Sauvé par les crises
La vérité est peut-être dans une approche différente, une alternative autre que le choix entre davantage de ministère ou sa disparition. C’est le regard de l’historien qui permet peut-être de dessiner la vraie ligne de structuration d’une réflexion prospective. Pour Patrick Zylberman, professeur d’histoire de la santé à l’École des hautes études en santé publique, le ministère de la Santé n’est en effet pas prêt de disparaître en raison de la multiplication des crises sanitaires. « L’absence du ministère de la Santé ne peut s’envisager sérieusement que par temps calme. Dès que le pays est confronté à des crises sanitaires à répétition telles qu’on les vit depuis les années quatre-vingt-dix et tel qu’elles s’annoncent toujours plus nombreuses, seul un pouvoir centralisé peut y faire face avec un minimum d’efficacité », prévient-il. En somme, les pires critiques que l’on peut adresser au ministère pour sa gestion des crises telles que celles du Mediator®, de la grippe de 2009 ou encore des prothèses PIP sont bien moindres que celles qui auraient été formulées si elles avaient été gérées par chaque Région ou chaque collectivité territoriale. « Le niveau national est même un peu juste pour les crises sanitaires qui doivent de plus en plus être gérées au plan international », assure Patrick Zylberman.

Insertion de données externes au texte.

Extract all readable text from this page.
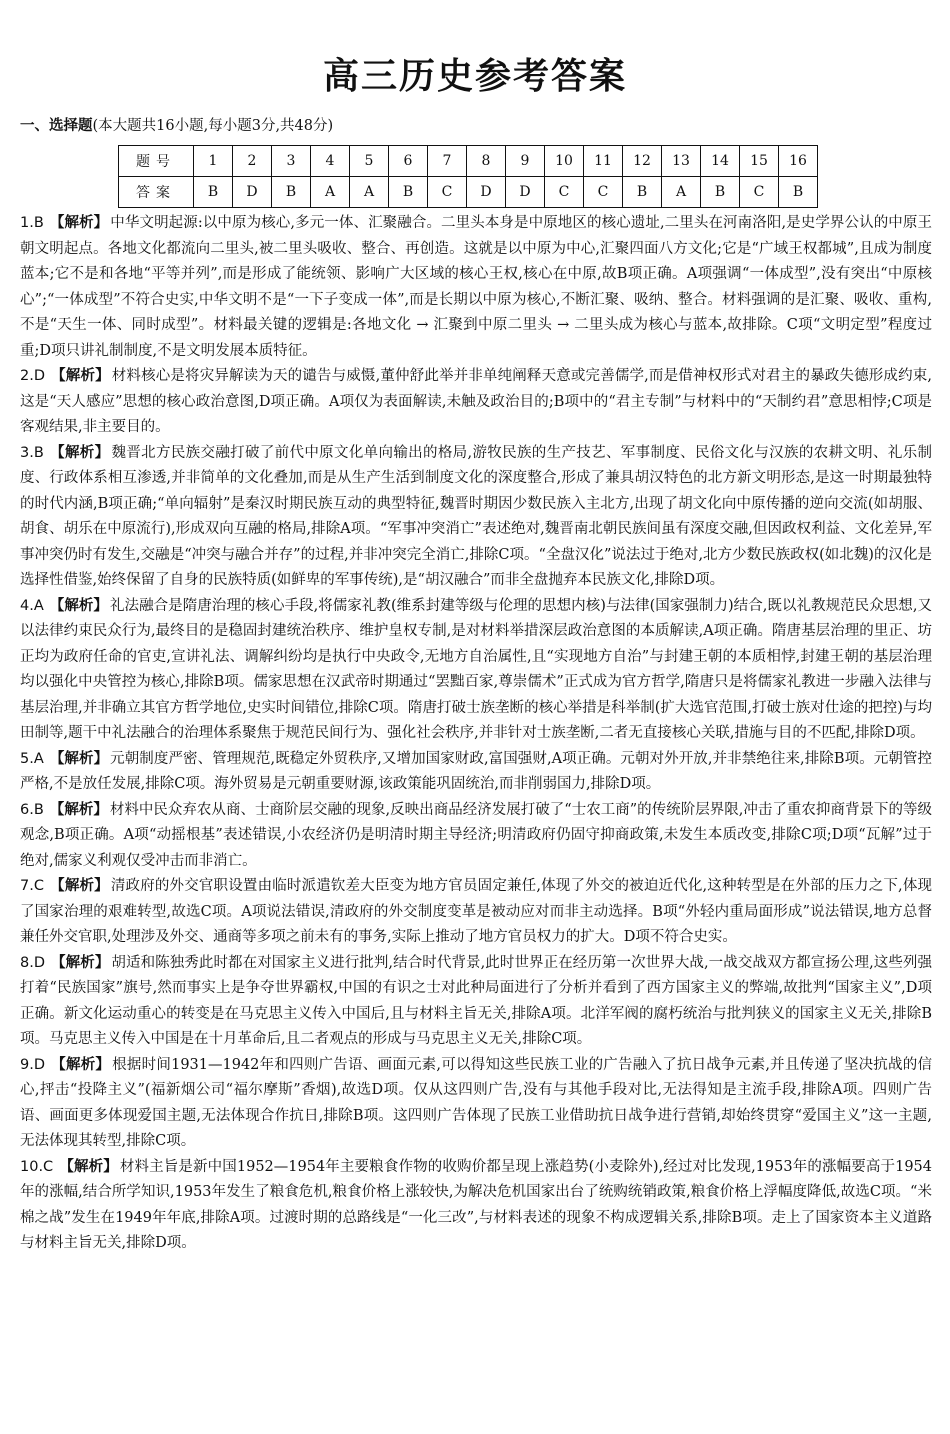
高三历史参考答案
一、选择题(本大题共16小题,每小题3分,共48分)
题号	1	2	3	4	5	6	7	8	9	10	11	12	13	14	15	16
答案	B	D	B	A	A	B	C	D	D	C	C	B	A	B	C	B

1.B 【解析】 中华文明起源:以中原为核心,多元一体、汇聚融合。二里头本身是中原地区的核心遗址,二里头在河南洛阳,是史学界公认的中原王朝文明起点。各地文化都流向二里头,被二里头吸收、整合、再创造。这就是以中原为中心,汇聚四面八方文化;它是“广域王权都城”,且成为制度蓝本;它不是和各地“平等并列”,而是形成了能统领、影响广大区域的核心王权,核心在中原,故B项正确。A项强调“一体成型”,没有突出“中原核心”;“一体成型”不符合史实,中华文明不是“一下子变成一体”,而是长期以中原为核心,不断汇聚、吸纳、整合。材料强调的是汇聚、吸收、重构,不是“天生一体、同时成型”。材料最关键的逻辑是:各地文化 → 汇聚到中原二里头 → 二里头成为核心与蓝本,故排除。C项“文明定型”程度过重;D项只讲礼制制度,不是文明发展本质特征。

2.D 【解析】 材料核心是将灾异解读为天的谴告与威慑,董仲舒此举并非单纯阐释天意或完善儒学,而是借神权形式对君主的暴政失德形成约束,这是“天人感应”思想的核心政治意图,D项正确。A项仅为表面解读,未触及政治目的;B项中的“君主专制”与材料中的“天制约君”意思相悖;C项是客观结果,非主要目的。

3.B 【解析】 魏晋北方民族交融打破了前代中原文化单向输出的格局,游牧民族的生产技艺、军事制度、民俗文化与汉族的农耕文明、礼乐制度、行政体系相互渗透,并非简单的文化叠加,而是从生产生活到制度文化的深度整合,形成了兼具胡汉特色的北方新文明形态,是这一时期最独特的时代内涵,B项正确;“单向辐射”是秦汉时期民族互动的典型特征,魏晋时期因少数民族入主北方,出现了胡文化向中原传播的逆向交流(如胡服、胡食、胡乐在中原流行),形成双向互融的格局,排除A项。“军事冲突消亡”表述绝对,魏晋南北朝民族间虽有深度交融,但因政权利益、文化差异,军事冲突仍时有发生,交融是“冲突与融合并存”的过程,并非冲突完全消亡,排除C项。“全盘汉化”说法过于绝对,北方少数民族政权(如北魏)的汉化是选择性借鉴,始终保留了自身的民族特质(如鲜卑的军事传统),是“胡汉融合”而非全盘抛弃本民族文化,排除D项。

4.A 【解析】 礼法融合是隋唐治理的核心手段,将儒家礼教(维系封建等级与伦理的思想内核)与法律(国家强制力)结合,既以礼教规范民众思想,又以法律约束民众行为,最终目的是稳固封建统治秩序、维护皇权专制,是对材料举措深层政治意图的本质解读,A项正确。隋唐基层治理的里正、坊正均为政府任命的官吏,宣讲礼法、调解纠纷均是执行中央政令,无地方自治属性,且“实现地方自治”与封建王朝的本质相悖,封建王朝的基层治理均以强化中央管控为核心,排除B项。儒家思想在汉武帝时期通过“罢黜百家,尊崇儒术”正式成为官方哲学,隋唐只是将儒家礼教进一步融入法律与基层治理,并非确立其官方哲学地位,史实时间错位,排除C项。隋唐打破士族垄断的核心举措是科举制(扩大选官范围,打破士族对仕途的把控)与均田制等,题干中礼法融合的治理体系聚焦于规范民间行为、强化社会秩序,并非针对士族垄断,二者无直接核心关联,措施与目的不匹配,排除D项。

5.A 【解析】 元朝制度严密、管理规范,既稳定外贸秩序,又增加国家财政,富国强财,A项正确。元朝对外开放,并非禁绝往来,排除B项。元朝管控严格,不是放任发展,排除C项。海外贸易是元朝重要财源,该政策能巩固统治,而非削弱国力,排除D项。

6.B 【解析】 材料中民众弃农从商、士商阶层交融的现象,反映出商品经济发展打破了“士农工商”的传统阶层界限,冲击了重农抑商背景下的等级观念,B项正确。A项“动摇根基”表述错误,小农经济仍是明清时期主导经济;明清政府仍固守抑商政策,未发生本质改变,排除C项;D项“瓦解”过于绝对,儒家义利观仅受冲击而非消亡。

7.C 【解析】 清政府的外交官职设置由临时派遣钦差大臣变为地方官员固定兼任,体现了外交的被迫近代化,这种转型是在外部的压力之下,体现了国家治理的艰难转型,故选C项。A项说法错误,清政府的外交制度变革是被动应对而非主动选择。B项“外轻内重局面形成”说法错误,地方总督兼任外交官职,处理涉及外交、通商等多项之前未有的事务,实际上推动了地方官员权力的扩大。D项不符合史实。

8.D 【解析】 胡适和陈独秀此时都在对国家主义进行批判,结合时代背景,此时世界正在经历第一次世界大战,一战交战双方都宣扬公理,这些列强打着“民族国家”旗号,然而事实上是争夺世界霸权,中国的有识之士对此种局面进行了分析并看到了西方国家主义的弊端,故批判“国家主义”,D项正确。新文化运动重心的转变是在马克思主义传入中国后,且与材料主旨无关,排除A项。北洋军阀的腐朽统治与批判狭义的国家主义无关,排除B项。马克思主义传入中国是在十月革命后,且二者观点的形成与马克思主义无关,排除C项。

9.D 【解析】 根据时间1931—1942年和四则广告语、画面元素,可以得知这些民族工业的广告融入了抗日战争元素,并且传递了坚决抗战的信心,抨击“投降主义”(福新烟公司“福尔摩斯”香烟),故选D项。仅从这四则广告,没有与其他手段对比,无法得知是主流手段,排除A项。四则广告语、画面更多体现爱国主题,无法体现合作抗日,排除B项。这四则广告体现了民族工业借助抗日战争进行营销,却始终贯穿“爱国主义”这一主题,无法体现其转型,排除C项。

10.C 【解析】 材料主旨是新中国1952—1954年主要粮食作物的收购价都呈现上涨趋势(小麦除外),经过对比发现,1953年的涨幅要高于1954年的涨幅,结合所学知识,1953年发生了粮食危机,粮食价格上涨较快,为解决危机国家出台了统购统销政策,粮食价格上浮幅度降低,故选C项。“米棉之战”发生在1949年年底,排除A项。过渡时期的总路线是“一化三改”,与材料表述的现象不构成逻辑关系,排除B项。走上了国家资本主义道路与材料主旨无关,排除D项。
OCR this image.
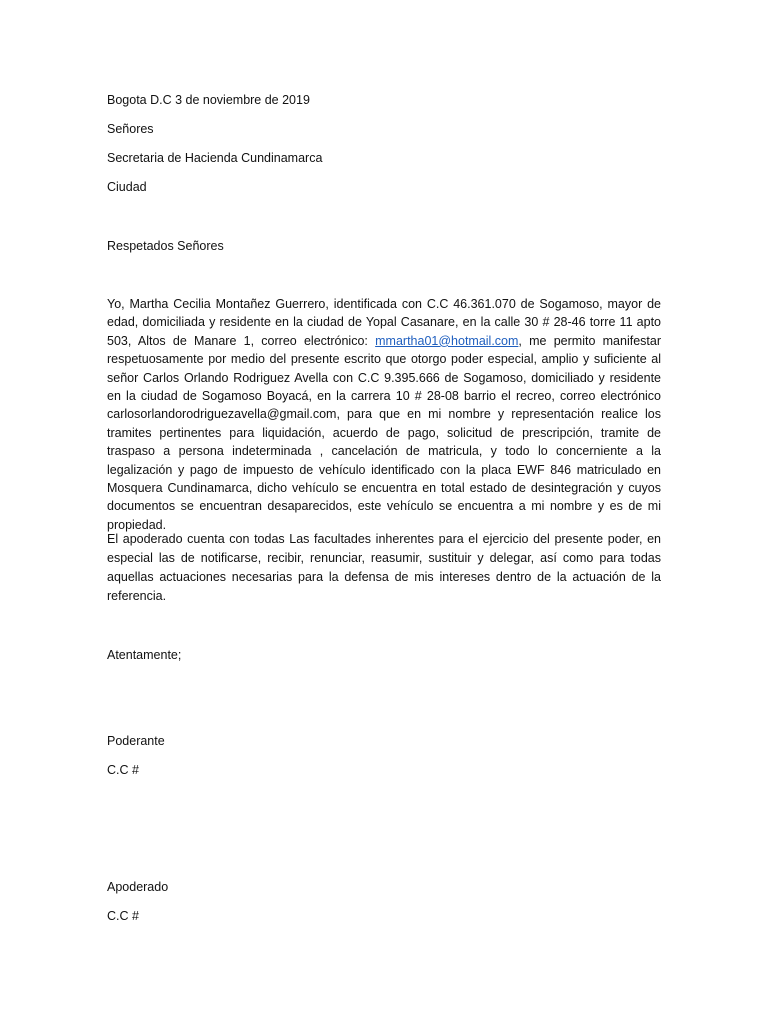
Bogota D.C 3 de noviembre de 2019
Señores
Secretaria de Hacienda Cundinamarca
Ciudad
Respetados Señores

Yo, Martha Cecilia Montañez Guerrero, identificada con C.C 46.361.070 de Sogamoso, mayor de edad, domiciliada y residente en la ciudad de Yopal Casanare, en la calle 30 # 28-46 torre 11 apto 503, Altos de Manare 1, correo electrónico: mmartha01@hotmail.com, me permito manifestar respetuosamente por medio del presente escrito que otorgo poder especial, amplio y suficiente al señor Carlos Orlando Rodriguez Avella con C.C 9.395.666 de Sogamoso, domiciliado y residente en la ciudad de Sogamoso Boyacá, en la carrera 10 # 28-08 barrio el recreo, correo electrónico carlosorlandorodriguezavella@gmail.com, para que en mi nombre y representación realice los tramites pertinentes para liquidación, acuerdo de pago, solicitud de prescripción, tramite de traspaso a persona indeterminada , cancelación de matricula, y todo lo concerniente a la legalización y pago de impuesto de vehículo identificado con la placa EWF 846 matriculado en Mosquera Cundinamarca, dicho vehículo se encuentra en total estado de desintegración y cuyos documentos se encuentran desaparecidos, este vehículo se encuentra a mi nombre y es de mi propiedad.

El apoderado cuenta con todas Las facultades inherentes para el ejercicio del presente poder, en especial las de notificarse, recibir, renunciar, reasumir, sustituir y delegar, así como para todas aquellas actuaciones necesarias para la defensa de mis intereses dentro de la actuación de la referencia.

Atentamente;
Poderante
C.C #
Apoderado
C.C #
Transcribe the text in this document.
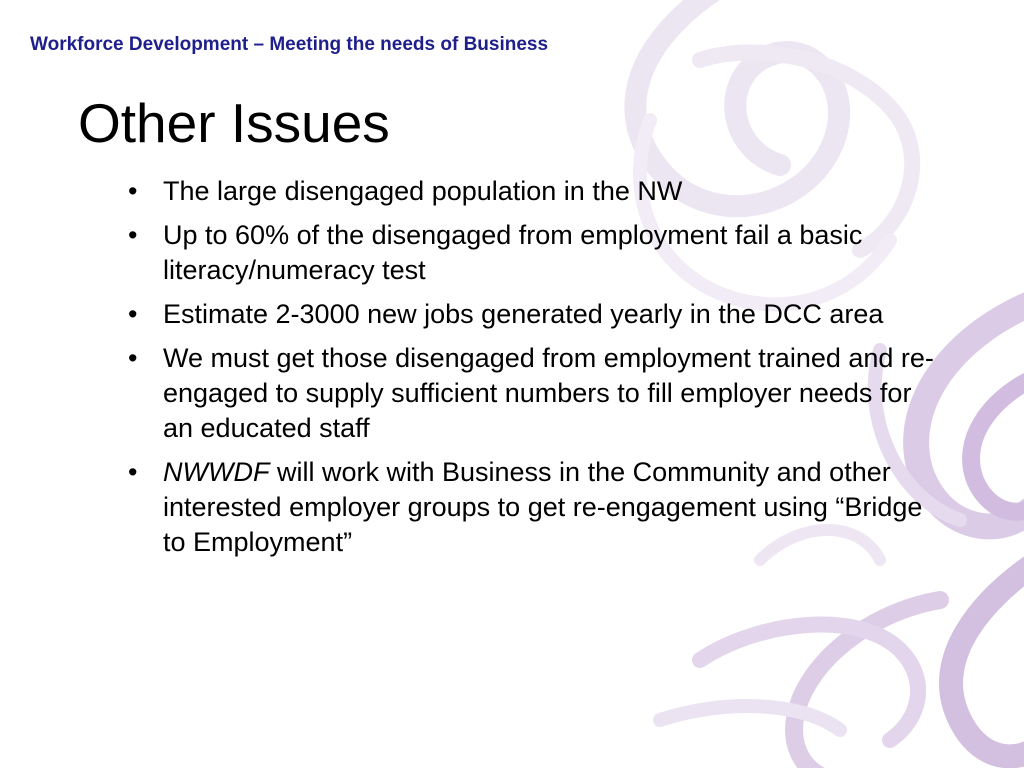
Workforce Development – Meeting the needs of Business
Other Issues
• The large disengaged population in the NW
• Up to 60% of the disengaged from employment fail a basic literacy/numeracy test
• Estimate 2-3000 new jobs generated yearly in the DCC area
• We must get those disengaged from employment trained and re-engaged to supply sufficient numbers to fill employer needs for an educated staff
• NWWDF will work with Business in the Community and other interested employer groups to get re-engagement using “Bridge to Employment”
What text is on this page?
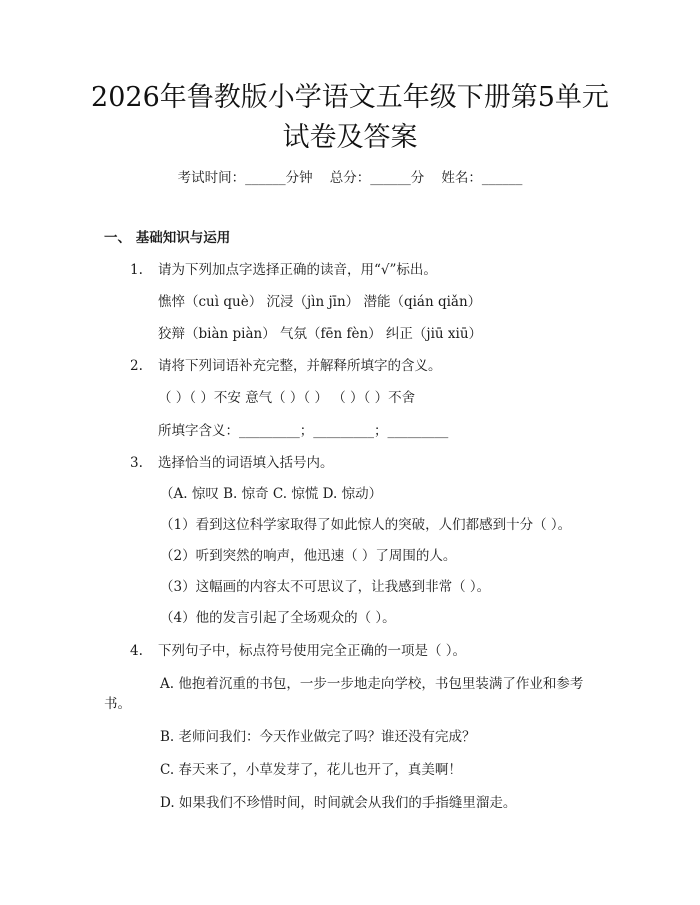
2026年鲁教版小学语文五年级下册第5单元
试卷及答案
考试时间：______分钟    总分：______分    姓名：______
一、 基础知识与运用
1. 请为下列加点字选择正确的读音，用“√”标出。
憔悴（cuì què） 沉浸（jìn jīn） 潜能（qián qiǎn）
狡辩（biàn piàn） 气氛（fēn fèn） 纠正（jiū xiū）
2. 请将下列词语补充完整，并解释所填字的含义。
（ ）（ ）不安 意气（ ）（ ） （ ）（ ）不舍
所填字含义：_________；_________；_________
3. 选择恰当的词语填入括号内。
（A. 惊叹 B. 惊奇 C. 惊慌 D. 惊动）
（1）看到这位科学家取得了如此惊人的突破，人们都感到十分（ ）。
（2）听到突然的响声，他迅速（ ）了周围的人。
（3）这幅画的内容太不可思议了，让我感到非常（ ）。
（4）他的发言引起了全场观众的（ ）。
4. 下列句子中，标点符号使用完全正确的一项是（ ）。
A. 他抱着沉重的书包，一步一步地走向学校，书包里装满了作业和参考
书。
B. 老师问我们：今天作业做完了吗？谁还没有完成？
C. 春天来了，小草发芽了，花儿也开了，真美啊！
D. 如果我们不珍惜时间，时间就会从我们的手指缝里溜走。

La fragilisation du monde et sa globalisation, y compris sur le plan de la santé, conduiraient plutôt à envisager une déconcentration et/ou une décentralisation de la gestion au quotidien tandis que les autorités nationales renforceraient leur capacité d’intervenir sur les crises. La création de l’Eprus (Établissement de préparation et de réponse aux urgences sanitaires) le 5 mars 2007 peut d’ailleurs être considérée comme une illustration de cette tendance. Mais la logique voudrait que, même dans ce schéma d’évolution, les moyens du ministère de la Santé soient fortement revus à la baisse, les affaires courantes ne mobilisant plus autant ses forces.